ValueError: Weights for model sequential have not yet been created. Weights are created when the Model is first called on inputs or `build()` is called with an `input_shape`.

model.build() is not required to train original tfrs model.
Link to Colab here

class FlwrClient(fl.client.NumPyClient):
    def __init__(self, model, train_ds) -> None:
        super().__init__()
        self.model = model
        self.train_ds = train_ds

    def get_parameters(self):
        return self.model.get_weights()

    def fit(self, parameters, config):
        self.model.set_weights(parameters)
        self.model.fit(self.train_ds,
                        epochs=3,
                        verbose=0)
        return self.model.get_weights(), len(list(self.train_ds)), {}

    def evaluate(self, parameters, config):
        self.model.set_weights(parameters)
        loss = self.model.compute_loss(self.train_ds)
        return loss, len(list(self.train_ds)), {}

@tf.autograph.experimental.do_not_convert
def client_fn(cid: str) -> fl.client.Client:

    # ratings data
    rating, rating_info = tfds.load('movielens/latest-small-ratings', 
                                    split='train', with_info=True,)
    # features of all the movies
    movies = tfds.load('movielens/latest-small-movies', split='train')

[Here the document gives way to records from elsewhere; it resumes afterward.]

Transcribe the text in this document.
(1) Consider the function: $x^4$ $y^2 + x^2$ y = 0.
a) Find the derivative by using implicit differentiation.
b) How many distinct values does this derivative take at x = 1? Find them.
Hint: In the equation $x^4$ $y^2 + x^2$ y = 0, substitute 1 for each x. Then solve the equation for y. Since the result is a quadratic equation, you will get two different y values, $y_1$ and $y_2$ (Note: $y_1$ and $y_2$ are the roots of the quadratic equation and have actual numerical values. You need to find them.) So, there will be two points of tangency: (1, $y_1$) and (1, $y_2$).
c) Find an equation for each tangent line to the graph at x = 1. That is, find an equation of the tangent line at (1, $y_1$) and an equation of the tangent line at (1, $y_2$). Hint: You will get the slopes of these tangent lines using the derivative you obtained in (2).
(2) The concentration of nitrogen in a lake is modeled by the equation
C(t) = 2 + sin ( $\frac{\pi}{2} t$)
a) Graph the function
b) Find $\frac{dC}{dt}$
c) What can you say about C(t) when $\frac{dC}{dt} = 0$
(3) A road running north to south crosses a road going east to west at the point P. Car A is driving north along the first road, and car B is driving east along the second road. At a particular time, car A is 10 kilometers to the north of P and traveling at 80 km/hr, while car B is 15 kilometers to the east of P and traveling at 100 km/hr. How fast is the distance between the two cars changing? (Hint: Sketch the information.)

    rating_map = lambda x:{'movie_title':x['movie_title'], 
                           'user_id':x['user_id']}
    rating = rating.map(rating_map)
    movies_map = lambda x: x['movie_title']
    movies = movies.map(movies_map)

    user_id_vocabulary = tf.keras.layers.experimental.preprocessing.StringLookup(mask_token=None)
    rating_map = lambda x: x['user_id']
    user_id_vocabulary.adapt(rating.map(rating_map))

    movies_title_vocabulary = tf.keras.layers.experimental.preprocessing.StringLookup(mask_token=None)
    movies_title_vocabulary.adapt(movies)

    rating = rating.cache()
    rating_size = rating_info.splits['train'].num_examples
    rating = rating.shuffle(rating_size)

    train_split = 0.6
    train_part = int(train_split * rating_size)
    rating = rating.take(train_part)
    rating = rating.batch(4096)
    rating = rating.prefetch(tf.data.AUTOTUNE)

    users_model = tf.keras.Sequential([user_id_vocabulary,
                                      tf.keras.layers.Embedding(user_id_vocabulary.vocabulary_size(),64)])
    movie_model = tf.keras.Sequential([movies_title_vocabulary,
                                      tf.keras.layers.Embedding(movies_title_vocabulary.vocabulary_size(),64)])

    task = tfrs.tasks.Retrieval(metrics=tfrs.metrics.FactorizedTopK(
        movies.batch(128).map(movie_model)))

    model = MovieLensModel(users_model,movie_model,task)
    model.compile(optimizer=tf.keras.optimizers.Adagrad(0.5),
                  loss='categorical_crossentropy')
    # model.build(input_shape=(None, rating_size)) 

    # Create and return client
    return FlwrClient(model, rating)
fl.simulation.start_simulation(
    client_fn=client_fn,
    num_clients=NUM_CLIENTS,
    client_resources={"num_cpus": 2},
    num_rounds=2,
    strategy=fl.server.strategy.FedAvg(
        fraction_fit=0.1,
        fraction_eval=0.1,
        min_fit_clients=10,
        min_eval_clients=10,
        min_available_clients=NUM_CLIENTS,
    ),
)
danieljanes commented 2 years ago

Hi @tylershumaker , thanks for reaching out. The error you're seeing seems to be a TensorFlow error. Could it be related to the commented-out line model.build(...)? Maybe it's caused by the fact that when you create the MovieLensModel and pass it to the FlwrClient, the first thing that happens in get_parameters is model.get_weights (or in fit the call to model.set_weights)? The error message suggests that the model should be called on inputs first (or use build()) to create weights.